Though I voted for Dorothy Bradley in 1992, I do find Mr. Racicot, as a former R.N.C. chair who publicly endorsed Joe Biden for president, to be a reliable sherpa in ascending to the ideal of country above party.
“I don’t care about the things that are debatable, that thoughtful people can argue about and come to different conclusions,” he told me. “What I care about is betraying the country and betraying the democracy.” Because of fidelity to the Constitution, he argues that “a lot of people are to the point where they can finally say: ‘You know what, I’m not a Democrat first. I’m not a Republican first.’”
A man in a bar recently asked Mr. Buchanan if he’s an F.B.I. agent or a Mormon. He looks like he served as Montana’s first Department of Commerce director in the early 1980s. Sounds dull, yet those were desperate years, when much of the old Montana up and died — the Butte copper mine, the Great Falls refinery and the Anaconda smelter shut down, and the farm crisis incited hundreds of farmers in Montana and the Midwest to take their own lives. Mr. Buchanan oversaw “Build Montana,” a program focused on beefing up what’s now the economic pillar of tourism. He created the still ubiquitous “Made in Montana” label to promote homegrown products, a marketing ploy I fall for every time I face life’s jelly and jam dilemmas. Endangered fossil fuel towns might appreciate his experience with tough transitions. And his fealty to the right to privacy in the Montana Constitution, which guarantees abortion rights (for now), provides an alternative to Representative Rosendale’s rigid opposition.
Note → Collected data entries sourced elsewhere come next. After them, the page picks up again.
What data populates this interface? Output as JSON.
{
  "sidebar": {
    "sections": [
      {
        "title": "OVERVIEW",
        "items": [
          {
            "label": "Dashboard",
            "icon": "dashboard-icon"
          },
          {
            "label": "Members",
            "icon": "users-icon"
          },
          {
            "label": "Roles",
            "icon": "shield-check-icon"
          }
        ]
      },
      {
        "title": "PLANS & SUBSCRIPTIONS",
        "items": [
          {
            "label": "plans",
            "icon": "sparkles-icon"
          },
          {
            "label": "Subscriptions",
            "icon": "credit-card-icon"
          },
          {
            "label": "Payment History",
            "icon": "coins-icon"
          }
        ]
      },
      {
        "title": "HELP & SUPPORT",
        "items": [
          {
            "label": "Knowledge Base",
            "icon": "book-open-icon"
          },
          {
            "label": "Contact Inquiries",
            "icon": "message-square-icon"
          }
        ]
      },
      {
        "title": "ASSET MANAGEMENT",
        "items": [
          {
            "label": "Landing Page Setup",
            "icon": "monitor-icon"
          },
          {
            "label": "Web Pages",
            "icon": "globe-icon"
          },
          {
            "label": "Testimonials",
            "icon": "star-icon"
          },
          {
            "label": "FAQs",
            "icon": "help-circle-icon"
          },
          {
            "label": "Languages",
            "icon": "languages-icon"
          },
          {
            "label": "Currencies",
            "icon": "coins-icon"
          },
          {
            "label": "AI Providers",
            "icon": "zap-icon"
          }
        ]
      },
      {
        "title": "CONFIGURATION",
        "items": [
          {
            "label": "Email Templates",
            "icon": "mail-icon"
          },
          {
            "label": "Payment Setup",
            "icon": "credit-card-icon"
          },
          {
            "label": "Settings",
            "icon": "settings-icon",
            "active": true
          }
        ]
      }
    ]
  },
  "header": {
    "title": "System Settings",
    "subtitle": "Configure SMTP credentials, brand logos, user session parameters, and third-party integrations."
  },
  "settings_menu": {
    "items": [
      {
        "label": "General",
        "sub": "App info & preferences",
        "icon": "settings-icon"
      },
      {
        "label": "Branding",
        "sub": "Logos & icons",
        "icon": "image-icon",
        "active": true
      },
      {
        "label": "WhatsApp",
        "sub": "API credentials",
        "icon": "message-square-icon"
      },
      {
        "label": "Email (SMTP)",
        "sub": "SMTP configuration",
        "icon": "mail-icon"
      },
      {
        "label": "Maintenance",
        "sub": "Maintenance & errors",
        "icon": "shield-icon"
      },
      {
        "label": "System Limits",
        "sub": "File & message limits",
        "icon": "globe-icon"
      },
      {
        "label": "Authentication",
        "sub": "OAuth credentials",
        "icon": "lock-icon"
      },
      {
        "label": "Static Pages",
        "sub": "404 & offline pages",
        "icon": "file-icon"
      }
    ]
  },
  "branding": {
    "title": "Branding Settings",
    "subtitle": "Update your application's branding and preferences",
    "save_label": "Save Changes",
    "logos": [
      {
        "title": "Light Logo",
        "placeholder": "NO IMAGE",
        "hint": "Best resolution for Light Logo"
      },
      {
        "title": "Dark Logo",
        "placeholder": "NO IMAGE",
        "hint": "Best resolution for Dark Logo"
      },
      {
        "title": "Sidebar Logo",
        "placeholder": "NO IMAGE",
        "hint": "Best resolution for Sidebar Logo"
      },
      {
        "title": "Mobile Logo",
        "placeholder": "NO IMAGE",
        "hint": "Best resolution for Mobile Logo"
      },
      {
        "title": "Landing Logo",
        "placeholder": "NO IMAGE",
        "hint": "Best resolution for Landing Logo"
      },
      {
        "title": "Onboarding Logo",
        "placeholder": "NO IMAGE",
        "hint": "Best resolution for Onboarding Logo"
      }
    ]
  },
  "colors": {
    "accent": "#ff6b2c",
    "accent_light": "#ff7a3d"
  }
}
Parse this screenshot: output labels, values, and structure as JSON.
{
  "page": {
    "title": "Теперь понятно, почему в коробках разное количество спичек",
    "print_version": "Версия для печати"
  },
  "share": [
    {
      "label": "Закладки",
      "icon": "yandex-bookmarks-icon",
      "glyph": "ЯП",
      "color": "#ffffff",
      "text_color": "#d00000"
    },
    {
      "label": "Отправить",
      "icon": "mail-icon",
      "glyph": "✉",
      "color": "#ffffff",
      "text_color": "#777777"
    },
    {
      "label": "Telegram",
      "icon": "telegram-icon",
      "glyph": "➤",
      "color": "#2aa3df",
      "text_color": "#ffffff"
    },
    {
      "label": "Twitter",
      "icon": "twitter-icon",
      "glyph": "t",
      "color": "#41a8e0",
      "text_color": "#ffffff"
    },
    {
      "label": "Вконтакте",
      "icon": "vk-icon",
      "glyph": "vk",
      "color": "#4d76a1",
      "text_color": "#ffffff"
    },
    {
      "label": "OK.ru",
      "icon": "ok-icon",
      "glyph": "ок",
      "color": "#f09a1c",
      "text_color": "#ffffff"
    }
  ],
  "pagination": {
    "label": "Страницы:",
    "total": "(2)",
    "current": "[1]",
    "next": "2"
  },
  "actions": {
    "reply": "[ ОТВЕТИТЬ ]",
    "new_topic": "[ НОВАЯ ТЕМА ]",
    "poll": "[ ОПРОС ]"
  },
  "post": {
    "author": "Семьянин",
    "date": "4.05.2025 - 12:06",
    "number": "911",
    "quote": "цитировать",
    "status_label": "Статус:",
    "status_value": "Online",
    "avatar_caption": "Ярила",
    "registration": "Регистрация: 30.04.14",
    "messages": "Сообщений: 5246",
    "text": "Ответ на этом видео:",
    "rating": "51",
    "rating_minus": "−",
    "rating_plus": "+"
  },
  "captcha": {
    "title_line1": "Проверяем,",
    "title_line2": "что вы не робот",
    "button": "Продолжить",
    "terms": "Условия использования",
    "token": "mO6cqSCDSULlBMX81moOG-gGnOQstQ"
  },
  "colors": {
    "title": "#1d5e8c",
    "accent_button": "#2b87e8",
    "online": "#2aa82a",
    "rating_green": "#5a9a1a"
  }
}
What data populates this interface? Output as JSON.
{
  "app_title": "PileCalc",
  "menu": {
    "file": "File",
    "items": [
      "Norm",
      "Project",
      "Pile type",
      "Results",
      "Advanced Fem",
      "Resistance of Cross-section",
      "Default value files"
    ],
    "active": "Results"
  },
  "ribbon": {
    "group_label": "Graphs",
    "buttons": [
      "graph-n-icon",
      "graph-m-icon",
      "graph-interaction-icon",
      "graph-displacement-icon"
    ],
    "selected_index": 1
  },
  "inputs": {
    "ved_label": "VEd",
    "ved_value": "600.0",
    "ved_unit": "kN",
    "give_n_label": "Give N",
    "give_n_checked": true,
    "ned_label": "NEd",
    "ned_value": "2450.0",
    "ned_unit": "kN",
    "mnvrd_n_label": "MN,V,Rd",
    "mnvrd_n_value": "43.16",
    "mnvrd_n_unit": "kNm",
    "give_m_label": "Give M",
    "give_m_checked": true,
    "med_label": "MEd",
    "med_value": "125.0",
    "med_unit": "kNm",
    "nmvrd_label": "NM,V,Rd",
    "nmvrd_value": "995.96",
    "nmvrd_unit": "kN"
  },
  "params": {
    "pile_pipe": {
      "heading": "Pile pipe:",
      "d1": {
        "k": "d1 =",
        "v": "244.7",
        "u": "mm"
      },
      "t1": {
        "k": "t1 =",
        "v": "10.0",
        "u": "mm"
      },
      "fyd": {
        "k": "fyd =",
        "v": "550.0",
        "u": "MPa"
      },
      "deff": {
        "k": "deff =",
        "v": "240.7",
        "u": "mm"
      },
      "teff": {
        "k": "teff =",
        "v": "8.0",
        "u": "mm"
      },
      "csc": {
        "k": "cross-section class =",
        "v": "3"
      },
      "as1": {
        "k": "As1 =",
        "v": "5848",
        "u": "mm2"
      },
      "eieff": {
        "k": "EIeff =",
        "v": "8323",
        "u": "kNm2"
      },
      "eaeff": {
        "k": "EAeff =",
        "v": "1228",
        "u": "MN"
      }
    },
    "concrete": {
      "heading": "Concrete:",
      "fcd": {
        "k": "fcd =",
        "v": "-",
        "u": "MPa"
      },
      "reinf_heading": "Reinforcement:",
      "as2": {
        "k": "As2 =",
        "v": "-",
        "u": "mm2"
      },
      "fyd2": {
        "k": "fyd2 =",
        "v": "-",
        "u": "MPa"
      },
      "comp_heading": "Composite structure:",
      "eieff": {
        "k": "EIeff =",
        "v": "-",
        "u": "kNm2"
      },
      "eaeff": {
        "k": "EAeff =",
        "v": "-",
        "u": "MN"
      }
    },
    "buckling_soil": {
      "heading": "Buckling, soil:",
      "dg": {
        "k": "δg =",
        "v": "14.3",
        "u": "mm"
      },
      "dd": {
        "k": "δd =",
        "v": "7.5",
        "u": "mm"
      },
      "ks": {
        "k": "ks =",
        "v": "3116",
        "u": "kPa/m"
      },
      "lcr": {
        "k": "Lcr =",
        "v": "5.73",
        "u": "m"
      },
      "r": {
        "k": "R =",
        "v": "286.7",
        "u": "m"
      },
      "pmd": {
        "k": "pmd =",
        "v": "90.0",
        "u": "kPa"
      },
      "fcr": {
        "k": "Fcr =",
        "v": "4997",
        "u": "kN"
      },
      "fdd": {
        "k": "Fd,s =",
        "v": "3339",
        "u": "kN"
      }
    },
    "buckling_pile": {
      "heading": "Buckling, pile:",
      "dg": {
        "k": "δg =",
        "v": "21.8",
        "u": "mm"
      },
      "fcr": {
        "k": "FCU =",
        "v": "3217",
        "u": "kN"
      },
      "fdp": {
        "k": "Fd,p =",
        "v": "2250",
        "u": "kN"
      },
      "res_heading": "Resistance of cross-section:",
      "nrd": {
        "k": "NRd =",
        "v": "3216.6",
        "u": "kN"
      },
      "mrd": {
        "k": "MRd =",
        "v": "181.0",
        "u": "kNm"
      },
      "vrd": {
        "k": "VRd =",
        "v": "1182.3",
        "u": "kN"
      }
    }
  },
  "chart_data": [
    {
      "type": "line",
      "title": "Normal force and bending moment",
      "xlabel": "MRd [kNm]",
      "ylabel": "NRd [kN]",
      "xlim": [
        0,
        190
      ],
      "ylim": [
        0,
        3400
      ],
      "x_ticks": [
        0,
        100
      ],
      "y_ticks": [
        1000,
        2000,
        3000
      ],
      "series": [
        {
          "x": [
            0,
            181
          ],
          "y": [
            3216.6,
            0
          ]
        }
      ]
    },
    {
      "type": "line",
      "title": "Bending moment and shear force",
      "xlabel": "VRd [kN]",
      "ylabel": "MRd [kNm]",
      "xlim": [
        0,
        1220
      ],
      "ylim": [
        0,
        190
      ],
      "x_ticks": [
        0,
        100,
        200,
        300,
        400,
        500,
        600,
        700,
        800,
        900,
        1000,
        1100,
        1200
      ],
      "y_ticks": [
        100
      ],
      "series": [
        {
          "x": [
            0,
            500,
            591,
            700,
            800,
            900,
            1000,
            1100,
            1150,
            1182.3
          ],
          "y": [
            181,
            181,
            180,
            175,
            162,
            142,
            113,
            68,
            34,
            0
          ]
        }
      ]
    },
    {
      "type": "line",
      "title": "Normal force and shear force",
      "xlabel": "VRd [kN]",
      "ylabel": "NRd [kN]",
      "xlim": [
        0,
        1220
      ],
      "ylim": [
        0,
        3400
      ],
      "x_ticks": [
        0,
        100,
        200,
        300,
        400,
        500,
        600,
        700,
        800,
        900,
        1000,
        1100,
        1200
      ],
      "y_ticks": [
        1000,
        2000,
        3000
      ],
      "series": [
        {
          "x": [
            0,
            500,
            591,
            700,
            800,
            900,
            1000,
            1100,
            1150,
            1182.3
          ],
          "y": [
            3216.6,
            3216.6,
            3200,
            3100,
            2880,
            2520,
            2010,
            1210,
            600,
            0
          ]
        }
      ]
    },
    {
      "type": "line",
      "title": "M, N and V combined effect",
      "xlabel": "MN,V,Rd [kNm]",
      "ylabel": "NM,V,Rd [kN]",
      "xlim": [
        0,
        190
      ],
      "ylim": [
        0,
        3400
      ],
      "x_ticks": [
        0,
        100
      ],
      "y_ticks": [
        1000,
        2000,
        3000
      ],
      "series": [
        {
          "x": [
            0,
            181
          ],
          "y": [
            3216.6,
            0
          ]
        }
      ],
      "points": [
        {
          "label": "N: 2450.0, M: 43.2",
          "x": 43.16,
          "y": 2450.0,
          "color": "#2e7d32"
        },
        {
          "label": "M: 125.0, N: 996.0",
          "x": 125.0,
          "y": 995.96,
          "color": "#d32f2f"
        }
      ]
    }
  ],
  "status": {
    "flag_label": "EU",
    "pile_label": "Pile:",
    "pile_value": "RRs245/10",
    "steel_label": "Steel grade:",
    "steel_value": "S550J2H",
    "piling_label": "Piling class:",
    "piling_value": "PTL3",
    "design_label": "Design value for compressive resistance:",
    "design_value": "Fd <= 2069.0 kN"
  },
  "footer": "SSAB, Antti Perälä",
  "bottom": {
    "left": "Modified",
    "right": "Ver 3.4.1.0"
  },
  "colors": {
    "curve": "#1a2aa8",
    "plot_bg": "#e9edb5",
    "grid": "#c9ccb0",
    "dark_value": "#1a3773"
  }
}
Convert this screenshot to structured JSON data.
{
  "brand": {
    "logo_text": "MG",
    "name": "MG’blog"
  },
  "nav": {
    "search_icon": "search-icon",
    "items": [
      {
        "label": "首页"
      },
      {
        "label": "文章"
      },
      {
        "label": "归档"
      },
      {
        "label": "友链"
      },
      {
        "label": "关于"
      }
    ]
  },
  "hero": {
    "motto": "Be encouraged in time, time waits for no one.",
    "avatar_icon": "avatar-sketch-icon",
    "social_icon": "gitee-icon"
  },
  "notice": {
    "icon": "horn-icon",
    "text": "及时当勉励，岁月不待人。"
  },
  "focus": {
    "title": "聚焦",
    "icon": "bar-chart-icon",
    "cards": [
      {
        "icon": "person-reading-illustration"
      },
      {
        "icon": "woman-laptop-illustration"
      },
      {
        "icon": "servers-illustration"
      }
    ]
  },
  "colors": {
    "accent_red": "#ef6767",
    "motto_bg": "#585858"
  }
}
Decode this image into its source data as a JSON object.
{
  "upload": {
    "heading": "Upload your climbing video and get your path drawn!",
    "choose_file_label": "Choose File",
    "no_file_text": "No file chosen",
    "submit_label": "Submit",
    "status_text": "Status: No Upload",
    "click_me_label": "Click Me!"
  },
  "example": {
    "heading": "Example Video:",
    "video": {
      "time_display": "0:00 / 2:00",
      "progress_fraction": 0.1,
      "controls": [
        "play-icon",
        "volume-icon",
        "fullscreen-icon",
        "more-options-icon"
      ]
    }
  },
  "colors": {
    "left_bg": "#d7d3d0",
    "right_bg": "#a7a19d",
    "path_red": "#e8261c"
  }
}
Mr. Buchanan told me that when he’s out campaigning in the eastern district, he meets Montanans who have never heard of the category of independent, but they instantly see themselves in that word. More than 40 percent of Americans identify as independents, according to a Gallup poll — the biggest bloc in the country, outnumbering either party. That figure should shame both parties’ leaders into deep self-reflection.
When I saw photos of Mr. Racicot and Ms. Bradley standing beside Mr. Buchanan for endorsement, my first reaction was relief that there might be a plausible home remedy to Representative Rosendale and his ilk. Last month, in Livingston, I noticed about a dozen Buchanan yard signs and zero for his major party opponents. I know hardcore liberals in Helena and the Shields Valley who plan to vote for him.
While I wish I could reach a comforting conclusion about the improvised communities bucking up these western independents for the greater good, partisans putting aside heartfelt differences is not necessarily a sign of hope but a warning that the two-party system has failed them. Congress is supposed to compromise, not voters.
Sarah Vowell is the author of, among other books, “Lafayette in the Somewhat United States” and the producer of an oral history of the Montana Constitutional Convention of 1972.